Get a 4 qt Staub Cocottes or Le Creuset French oven (both aka dutch ovens). Maybe you live near a Le Creuset outlet and if so they have 40% during April. I'm surprised no one has suggested any carbon skillets yet.


----------



## Namaxy (Apr 2, 2014)

99Limited said:


> Get a 4 qt Staub Cocottes or Le Creuset French oven (both aka dutch ovens). Maybe you live near a Le Creuset outlet and if so they have 40% during April. I'm surprised no one has suggested any carbon skillets yet.



I love deBuyer black steel. I haven't been in the market for a while....but I have the impression they are pushing Mineral now. Can't tell if that's retail vs commercial, or company wide. Very good option compared to All Clad and name-that-TVchef-ware.


----------



## mhlee (Apr 3, 2014)

If you don't have a big family, here by's what I would recommend (I have either owned or used all of these):

Small durable non-stick skillet for eggs, delicate fish
Medium size thicket carbon steel pan for steaks and the sort, like the mineral
Medium stainless pan for acidic items
2 2 quart stainless or durable non-stick sauce pan or saucier with a lip, and lids
4 quart stainless soup pot or sauce pan
8 quart stock pot
3 to 4 quart dutch oven with lid

I do 90% of my cooking using these pans. 

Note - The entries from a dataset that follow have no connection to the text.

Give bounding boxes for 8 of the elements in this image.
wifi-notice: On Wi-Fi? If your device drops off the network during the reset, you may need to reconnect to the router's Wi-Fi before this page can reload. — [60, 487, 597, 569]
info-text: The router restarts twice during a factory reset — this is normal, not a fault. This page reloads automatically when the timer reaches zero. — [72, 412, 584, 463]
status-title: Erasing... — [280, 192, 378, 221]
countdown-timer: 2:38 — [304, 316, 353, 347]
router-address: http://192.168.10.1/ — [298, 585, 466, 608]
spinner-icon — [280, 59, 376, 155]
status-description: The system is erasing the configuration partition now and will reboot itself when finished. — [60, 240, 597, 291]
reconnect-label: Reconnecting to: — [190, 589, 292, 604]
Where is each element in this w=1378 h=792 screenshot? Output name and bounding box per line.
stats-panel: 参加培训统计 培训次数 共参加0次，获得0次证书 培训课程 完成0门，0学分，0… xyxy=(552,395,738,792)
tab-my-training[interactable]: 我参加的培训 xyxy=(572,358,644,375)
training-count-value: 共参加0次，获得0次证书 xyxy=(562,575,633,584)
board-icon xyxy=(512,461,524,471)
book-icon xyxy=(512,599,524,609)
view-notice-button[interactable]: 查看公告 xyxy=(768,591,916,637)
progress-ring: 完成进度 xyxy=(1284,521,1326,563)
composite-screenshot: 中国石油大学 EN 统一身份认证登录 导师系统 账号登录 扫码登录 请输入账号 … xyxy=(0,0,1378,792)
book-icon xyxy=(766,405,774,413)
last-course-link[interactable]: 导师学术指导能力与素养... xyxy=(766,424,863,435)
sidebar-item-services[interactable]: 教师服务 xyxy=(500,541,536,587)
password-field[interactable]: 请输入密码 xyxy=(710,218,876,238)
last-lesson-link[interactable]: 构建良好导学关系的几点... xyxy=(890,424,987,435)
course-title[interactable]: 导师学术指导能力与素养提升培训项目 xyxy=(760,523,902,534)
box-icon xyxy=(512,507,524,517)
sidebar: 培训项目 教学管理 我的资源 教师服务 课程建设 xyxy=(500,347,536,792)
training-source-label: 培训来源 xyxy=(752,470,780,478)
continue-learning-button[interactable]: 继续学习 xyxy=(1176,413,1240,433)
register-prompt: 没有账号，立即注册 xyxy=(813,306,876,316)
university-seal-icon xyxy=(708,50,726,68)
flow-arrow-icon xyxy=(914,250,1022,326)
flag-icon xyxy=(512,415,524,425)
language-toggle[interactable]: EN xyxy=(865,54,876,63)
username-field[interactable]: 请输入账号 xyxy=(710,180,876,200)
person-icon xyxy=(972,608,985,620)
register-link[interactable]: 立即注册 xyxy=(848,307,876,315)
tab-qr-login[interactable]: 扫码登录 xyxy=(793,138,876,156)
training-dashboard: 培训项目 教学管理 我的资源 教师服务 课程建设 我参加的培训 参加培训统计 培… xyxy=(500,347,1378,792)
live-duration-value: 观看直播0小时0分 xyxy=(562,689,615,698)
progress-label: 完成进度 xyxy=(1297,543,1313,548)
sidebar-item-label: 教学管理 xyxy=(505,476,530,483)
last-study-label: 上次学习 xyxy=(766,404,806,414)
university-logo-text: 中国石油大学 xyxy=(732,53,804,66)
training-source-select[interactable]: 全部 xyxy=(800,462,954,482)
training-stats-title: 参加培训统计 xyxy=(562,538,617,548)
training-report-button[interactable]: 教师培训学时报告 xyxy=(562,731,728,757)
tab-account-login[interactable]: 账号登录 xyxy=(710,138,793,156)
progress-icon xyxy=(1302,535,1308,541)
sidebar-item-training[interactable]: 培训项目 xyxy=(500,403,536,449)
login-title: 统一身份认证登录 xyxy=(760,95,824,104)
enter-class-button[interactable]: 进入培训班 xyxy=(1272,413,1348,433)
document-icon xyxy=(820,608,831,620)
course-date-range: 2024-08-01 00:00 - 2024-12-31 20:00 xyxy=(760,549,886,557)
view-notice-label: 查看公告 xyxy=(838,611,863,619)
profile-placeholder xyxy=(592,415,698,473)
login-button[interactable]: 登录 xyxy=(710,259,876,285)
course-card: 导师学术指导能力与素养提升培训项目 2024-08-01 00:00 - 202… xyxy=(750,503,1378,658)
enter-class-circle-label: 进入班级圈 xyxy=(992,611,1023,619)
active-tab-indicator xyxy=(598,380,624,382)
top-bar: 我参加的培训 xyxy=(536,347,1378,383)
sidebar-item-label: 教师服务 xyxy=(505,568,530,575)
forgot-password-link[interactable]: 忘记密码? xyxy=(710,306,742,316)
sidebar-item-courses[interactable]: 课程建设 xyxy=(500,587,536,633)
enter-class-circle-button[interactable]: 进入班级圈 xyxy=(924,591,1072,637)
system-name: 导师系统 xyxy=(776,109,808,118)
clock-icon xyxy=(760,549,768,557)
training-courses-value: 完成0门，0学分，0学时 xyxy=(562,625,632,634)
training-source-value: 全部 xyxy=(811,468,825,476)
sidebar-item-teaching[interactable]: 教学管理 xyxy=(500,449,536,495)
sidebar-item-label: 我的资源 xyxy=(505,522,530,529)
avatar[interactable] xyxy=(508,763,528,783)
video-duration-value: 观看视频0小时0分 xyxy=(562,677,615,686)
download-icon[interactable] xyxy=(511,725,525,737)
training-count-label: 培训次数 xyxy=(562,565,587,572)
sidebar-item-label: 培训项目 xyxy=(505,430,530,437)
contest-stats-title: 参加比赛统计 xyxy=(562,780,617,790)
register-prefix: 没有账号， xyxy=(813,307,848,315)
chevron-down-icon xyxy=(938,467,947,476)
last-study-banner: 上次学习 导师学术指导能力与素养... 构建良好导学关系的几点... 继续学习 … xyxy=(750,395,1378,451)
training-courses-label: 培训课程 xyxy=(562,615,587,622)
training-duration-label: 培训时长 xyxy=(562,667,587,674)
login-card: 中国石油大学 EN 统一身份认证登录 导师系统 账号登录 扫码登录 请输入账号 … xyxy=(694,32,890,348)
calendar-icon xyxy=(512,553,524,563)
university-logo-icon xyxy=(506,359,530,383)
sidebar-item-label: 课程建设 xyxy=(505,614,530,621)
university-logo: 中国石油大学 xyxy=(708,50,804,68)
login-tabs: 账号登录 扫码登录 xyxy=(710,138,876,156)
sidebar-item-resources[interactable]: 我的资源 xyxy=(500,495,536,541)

If you're interested in All Clad, check out cookware and more. They sell All Clad seconds which perform as well as first quality, but are discounted. They have two sales each year where they offer an additional 20% of all seconds.


----------



## swarfrat (Apr 3, 2014)

Regal Ware sells factory leftovers/orphans/closeouts on their website for cheap. I've been very happy with their tri-ply pans.


sr


----------



## jgraeff (Apr 12, 2014)

Thanks guys I decided to get a calphalon stainless pot and the rest cheap non stick


----------



## hobbitling (Apr 12, 2014)

Go to a Marshalls or T-J Max. They often have all-clad or Calphalon at a major discount. Sometimes on clearance. It may have a cosmetic flaw, but its usually minor.


----------



## Mucho Bocho (Apr 12, 2014)

hobbitling said:


> Go to a Marshalls or T-J Max. They often have all-clad or Calphalon at a major discount. Sometimes on clearance. It may have a cosmetic flaw, but its usually minor.



True that about Marshall's/tjmax/Homegoods/ Ruby Tuesdays but they're usually beat up and the discount isn't that deep. Least thats what I experienced. Why someone wouldn't choose tramontina triply is beyond me for workhorse, dishwasher excellent cooking pans


----------